Yavru hamsi hızla ileri atılmış. İşte gökkuşağı oradaymış. Hemen şimdi altından geçerim, diye düşünmüş. Aya giden füzeden daha hızlıymış. Yeryüzünün tüm karmaşasını önüne katmış, kovalıyormuş. Aniden önüne bir palamut çıksa ne yazarmış? Bir palamut değil, bin palamut bir damla duman olsa üfler geçermiş. Yavru hamsinin şansına gökkuşağı bu sefer yakındaymış. Gökkuşağının altından geçerken, dünya denizlerinde yaşayan en büyük balık olmak istiyorum, demiş.
Yavru hamsi hareketlerinin yavaşladığını fark etmiş. Başı dönüyor ve gözleri kararıyormuş. Ağır ağır ilerlemeye devam etmiş. Başının dönmesi geçmeye başlamış. Artık gözleri kararmıyormuş. Etrafında toplanan balıklar, hayret dolu bakışlarla ona bakıyorlarmış.
“ Ne kadar da büyük! “
“ Hamsi değil mi o? “
“ Hiç bu kadar büyük hamsi olur mu? “
“ Olmaz ama olmuş işte. “ diye konuşuyorlarmış.
“ Fazla yanına sokulmayalım, bizi yutmasın. “
“ Akıllım, hamsiler balık yemez ki, onlar planktonla beslenir. “
“ Kaç metre var bunun boyu? “
“ Yirmi metre var. “
“ Hey, dev hamsi, sen bu boyla Karadeniz’de barınamazsın, okyanusa gitmelisin. “
Dev hamsi konuşmuş: “ Neden barınamazmışım? Ben bu denizde doğdum. Ben Karadeniz hamsisiyim. “
“ Normal boyutlarda olsaydın olurdu ama bu boyutlarda olmaz. Dev gövdeni besleyecek kadar plankton burada bulamazsın. Karadeniz’in iki yüz metreden aşağısında yaşam yoktur. Dar alanda hareketlerin kısıtlanır. Var git okyanusa dünya seni tanısın. “
Dev hamsi iki gün oralarda annesini aramış. Balıklardan öğrendiğine göre, hamsi sürüsü ile birlikte annesi de, palamut sürüsünü peşine takmış, İstanbul Boğazı’ndan Marmara’ya kaçmış. Zaten okyanusa gitmek için, Marmara’dan geçmesi gerekliymiş. Dev hamsi, annesini Marmara Denizi’nde arayacakmış.

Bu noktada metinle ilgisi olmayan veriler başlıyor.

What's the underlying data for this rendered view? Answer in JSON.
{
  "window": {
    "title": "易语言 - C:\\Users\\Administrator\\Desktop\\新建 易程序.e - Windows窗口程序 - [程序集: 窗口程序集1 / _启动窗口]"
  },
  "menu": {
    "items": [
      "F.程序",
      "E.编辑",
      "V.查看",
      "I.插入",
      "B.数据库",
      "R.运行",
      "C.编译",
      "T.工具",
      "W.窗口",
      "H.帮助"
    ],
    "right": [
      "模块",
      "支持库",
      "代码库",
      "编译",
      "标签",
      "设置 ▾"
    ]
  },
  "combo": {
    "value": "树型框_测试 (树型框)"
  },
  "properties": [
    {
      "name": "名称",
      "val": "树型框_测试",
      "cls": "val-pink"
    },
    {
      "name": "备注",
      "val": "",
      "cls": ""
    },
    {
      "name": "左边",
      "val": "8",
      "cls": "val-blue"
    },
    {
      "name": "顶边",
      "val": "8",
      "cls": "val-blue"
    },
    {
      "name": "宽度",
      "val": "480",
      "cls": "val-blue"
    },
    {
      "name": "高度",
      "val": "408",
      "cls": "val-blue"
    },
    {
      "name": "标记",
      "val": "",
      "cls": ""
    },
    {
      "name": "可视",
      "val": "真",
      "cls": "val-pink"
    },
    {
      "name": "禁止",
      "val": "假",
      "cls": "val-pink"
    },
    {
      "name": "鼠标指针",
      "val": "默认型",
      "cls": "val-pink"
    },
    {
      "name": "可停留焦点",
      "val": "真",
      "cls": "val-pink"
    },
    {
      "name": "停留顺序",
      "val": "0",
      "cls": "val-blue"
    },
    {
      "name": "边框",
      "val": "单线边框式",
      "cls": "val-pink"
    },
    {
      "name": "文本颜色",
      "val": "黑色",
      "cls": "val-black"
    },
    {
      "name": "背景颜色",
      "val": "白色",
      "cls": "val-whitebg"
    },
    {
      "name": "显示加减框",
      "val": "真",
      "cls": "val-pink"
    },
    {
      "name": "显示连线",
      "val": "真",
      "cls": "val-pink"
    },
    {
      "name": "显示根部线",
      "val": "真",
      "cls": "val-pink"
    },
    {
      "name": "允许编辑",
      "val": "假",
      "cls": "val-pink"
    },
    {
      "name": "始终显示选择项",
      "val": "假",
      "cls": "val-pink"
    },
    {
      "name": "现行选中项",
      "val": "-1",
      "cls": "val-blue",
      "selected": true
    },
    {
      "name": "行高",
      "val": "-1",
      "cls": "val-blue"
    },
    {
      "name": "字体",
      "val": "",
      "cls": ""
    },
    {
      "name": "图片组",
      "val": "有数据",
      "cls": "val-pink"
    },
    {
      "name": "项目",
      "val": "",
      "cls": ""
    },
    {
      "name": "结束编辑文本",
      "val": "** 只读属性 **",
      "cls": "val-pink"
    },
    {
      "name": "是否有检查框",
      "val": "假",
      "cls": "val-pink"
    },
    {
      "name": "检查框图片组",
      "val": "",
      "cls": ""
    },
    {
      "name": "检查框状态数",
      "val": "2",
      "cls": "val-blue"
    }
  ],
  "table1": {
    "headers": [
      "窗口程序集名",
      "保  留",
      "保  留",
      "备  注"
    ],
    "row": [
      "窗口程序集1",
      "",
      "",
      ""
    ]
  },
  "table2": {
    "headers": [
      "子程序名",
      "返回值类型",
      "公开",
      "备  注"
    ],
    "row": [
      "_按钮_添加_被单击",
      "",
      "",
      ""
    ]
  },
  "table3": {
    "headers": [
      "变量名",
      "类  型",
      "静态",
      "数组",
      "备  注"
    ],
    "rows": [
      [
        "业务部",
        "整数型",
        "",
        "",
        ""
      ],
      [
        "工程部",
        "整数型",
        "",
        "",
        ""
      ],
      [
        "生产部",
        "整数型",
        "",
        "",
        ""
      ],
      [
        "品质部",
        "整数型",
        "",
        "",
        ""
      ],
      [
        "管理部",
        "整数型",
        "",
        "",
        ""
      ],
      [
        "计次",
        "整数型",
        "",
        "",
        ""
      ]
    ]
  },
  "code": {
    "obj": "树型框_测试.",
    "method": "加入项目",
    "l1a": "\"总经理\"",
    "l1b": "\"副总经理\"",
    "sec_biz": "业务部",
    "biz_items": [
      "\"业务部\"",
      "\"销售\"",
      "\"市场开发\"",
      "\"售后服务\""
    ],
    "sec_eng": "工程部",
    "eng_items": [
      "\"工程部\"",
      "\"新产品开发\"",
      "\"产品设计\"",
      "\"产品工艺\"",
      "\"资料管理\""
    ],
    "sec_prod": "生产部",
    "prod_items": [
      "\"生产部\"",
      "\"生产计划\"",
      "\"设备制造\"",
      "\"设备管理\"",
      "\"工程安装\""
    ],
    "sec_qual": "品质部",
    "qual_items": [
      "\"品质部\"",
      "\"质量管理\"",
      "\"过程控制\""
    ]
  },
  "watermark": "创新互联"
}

Dev hamsi bir hafta boyunca annesini Marmara’da aramış ama bulamamış. Yavruyken palamutlara yakalanmayan annesi şimdi hiç yakalanmazmış. Balıkçı ağlarına takılmadıysa, bir yerlerde mutlaka saklanıyormuş. Bu iri cüssesiyle onu kıyıda, köşede araması olanaksızmış. Dev hamsi daha sonra Çanakkale Boğazı’ndan geçerek Ege’ye, oradan da Akdeniz’e ulaşmış. Dev hamsiyi kıyılardan ve gemilerden gören insanlar fotoğrafını çekmiş.

Dev hamsi dört ay Akdeniz’de kalmış. Pek çok yeri gezmiş, dolaşmış. Burada yaşayan deniz canlılarıyla arkadaş olmuş. Birkaç yerde köpekbalıklarıyla karşılaşmış. Ortalama dört-beş metre boylarındaki köpekbalıkları dev hamsiye hayret dolu bakışlarla bakmışlar. Çok şaşırdıklarını söylemişler. Ona dostça davranmışlar. Nasıl olup da bu kadar büyüdüğünü sormuşlar. Dev hamsi de olanları anlatmış. Gördüğü ilgiden memnun kalmış. Daha sonra bir yılan balığının kılavuzluğunda Cebelitarık Boğazı’nı geçip, Atlas Okyanusu’na giriş yapmış.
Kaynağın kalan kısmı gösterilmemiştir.